Department of Mechanical Engineering, Sogang University, 35 Baekbeom-ro, Mapo-gu, Seoul 04107, Korea.
Sensors (Basel). 2021 Jun 18;21(12):4204. doi: 10.3390/s21124204.
Classification of terrain is a vital component in giving suitable control to a walking assistive device for the various walking conditions. Although surface electromyography (sEMG) signals have been combined with inputs from other sensors to detect walking intention, no study has yet classified walking environments using sEMG only. Therefore, the purpose of this study is to classify the current walking environment based on the entire sEMG profile gathered from selected muscles in the lower extremities. The muscle activations of selected muscles in the lower extremities were measured in 27 participants while they walked over flat-ground, upstairs, downstairs, uphill, and downhill. An artificial neural network (ANN) was employed to classify these walking environments using the entire sEMG profile recorded for all muscles during the stance phase. The result shows that the ANN was able to classify the current walking environment with high accuracy of 96.3% when using activation from all muscles. When muscle activation from flexor/extensor groups in the knee, ankle, and metatarsophalangeal joints were used individually to classify the environment, the triceps surae muscle activation showed the highest classification accuracy of 88.9%. In conclusion, a current walking environment was classified with high accuracy using an ANN based on only sEMG signals.
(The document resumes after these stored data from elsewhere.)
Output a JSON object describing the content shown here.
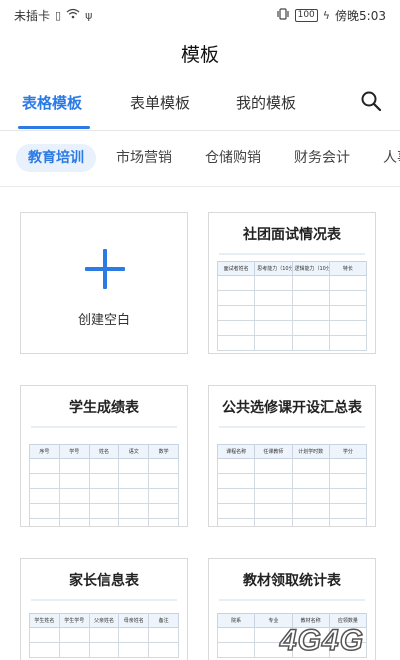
{
  "status": {
    "carrier": "未插卡",
    "battery": "100",
    "time": "傍晚5:03"
  },
  "page_title": "模板",
  "main_tabs": [
    {
      "label": "表格模板",
      "active": true
    },
    {
      "label": "表单模板",
      "active": false
    },
    {
      "label": "我的模板",
      "active": false
    }
  ],
  "categories": [
    {
      "label": "教育培训",
      "active": true
    },
    {
      "label": "市场营销",
      "active": false
    },
    {
      "label": "仓储购销",
      "active": false
    },
    {
      "label": "财务会计",
      "active": false
    },
    {
      "label": "人事",
      "active": false
    }
  ],
  "create_blank_label": "创建空白",
  "templates": [
    {
      "title": "社团面试情况表",
      "columns": [
        "面试者姓名",
        "思考能力（10分）",
        "逻辑能力（10分）",
        "特长"
      ]
    },
    {
      "title": "学生成绩表",
      "columns": [
        "序号",
        "学号",
        "姓名",
        "语文",
        "数学"
      ]
    },
    {
      "title": "公共选修课开设汇总表",
      "columns": [
        "课程名称",
        "任课教师",
        "计划学时数",
        "学分"
      ]
    },
    {
      "title": "家长信息表",
      "columns": [
        "学生姓名",
        "学生学号",
        "父亲姓名",
        "母亲姓名",
        "备注"
      ]
    },
    {
      "title": "教材领取统计表",
      "columns": [
        "院系",
        "专业",
        "教材名称",
        "应领数量"
      ]
    }
  ],
  "watermark": "4G4G"
}
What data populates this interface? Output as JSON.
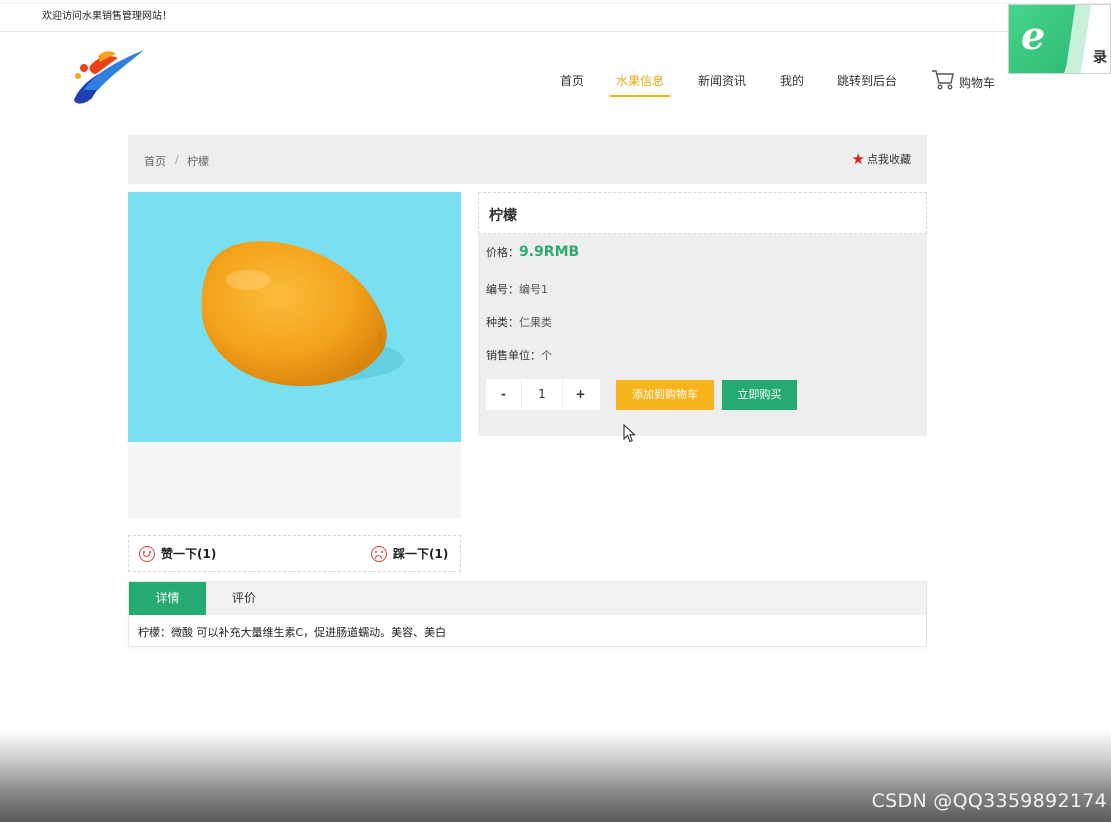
{
  "header": {
    "welcome_text": "欢迎访问水果销售管理网站！",
    "logo_icon": "brand-logo"
  },
  "nav": {
    "items": [
      {
        "label": "首页"
      },
      {
        "label": "水果信息",
        "active": true
      },
      {
        "label": "新闻资讯"
      },
      {
        "label": "我的"
      },
      {
        "label": "跳转到后台"
      }
    ],
    "cart_label": "购物车",
    "cart_icon": "cart-icon",
    "active_color": "#e6a817"
  },
  "overlay_badge": {
    "icon": "ie-browser-icon",
    "text": "录"
  },
  "breadcrumb": {
    "home": "首页",
    "separator": "/",
    "current": "柠檬",
    "favorite_label": "点我收藏",
    "favorite_icon": "star-icon"
  },
  "product": {
    "name": "柠檬",
    "price_label": "价格：",
    "price_value": "9.9RMB",
    "code_label": "编号：",
    "code_value": "编号1",
    "category_label": "种类：",
    "category_value": "仁果类",
    "unit_label": "销售单位：",
    "unit_value": "个",
    "quantity": "1",
    "minus_label": "-",
    "plus_label": "+",
    "add_to_cart_label": "添加到购物车",
    "buy_now_label": "立即购买",
    "image_desc_icon": "lemon-photo"
  },
  "votes": {
    "like_label": "赞一下(1)",
    "dislike_label": "踩一下(1)",
    "like_icon": "smile-icon",
    "dislike_icon": "frown-icon"
  },
  "tabs": {
    "items": [
      {
        "label": "详情",
        "active": true
      },
      {
        "label": "评价"
      }
    ],
    "detail_text": "柠檬：微酸 可以补充大量维生素C，促进肠道蠕动。美容、美白"
  },
  "colors": {
    "primary_green": "#24aa72",
    "accent_yellow": "#f8b41c",
    "price_green": "#2eaa6f",
    "star_red": "#e02020"
  },
  "watermark": "CSDN @QQ3359892174"
}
地形分类是为各种行走条件的助行设备提供合适控制的重要组成部分。虽然表面肌电(sEMG)信号已经与来自其他传感器的输入相结合,以检测行走意图,但迄今为止,尚无仅使用 sEMG 对行走环境进行分类的研究。因此,本研究的目的是基于从下肢选定肌肉采集的整个 sEMG 图谱来分类当前的行走环境。在 27 名参与者行走平地、上下楼梯、上下坡时,测量了下肢选定肌肉的肌肉激活情况。使用在站立阶段记录的所有肌肉的整个 sEMG 图谱,人工神经网络(ANN)用于对这些行走环境进行分类。结果表明,当使用所有肌肉的激活情况时,ANN 能够以 96.3%的高精度对当前行走环境进行分类。当使用膝关节、踝关节和跖趾关节的屈肌/伸肌组的肌肉激活情况分别对环境进行分类时,小腿三头肌的激活情况显示出最高的 88.9%的分类准确性。总之,使用基于仅 sEMG 信号的 ANN 可以高精度地对当前行走环境进行分类。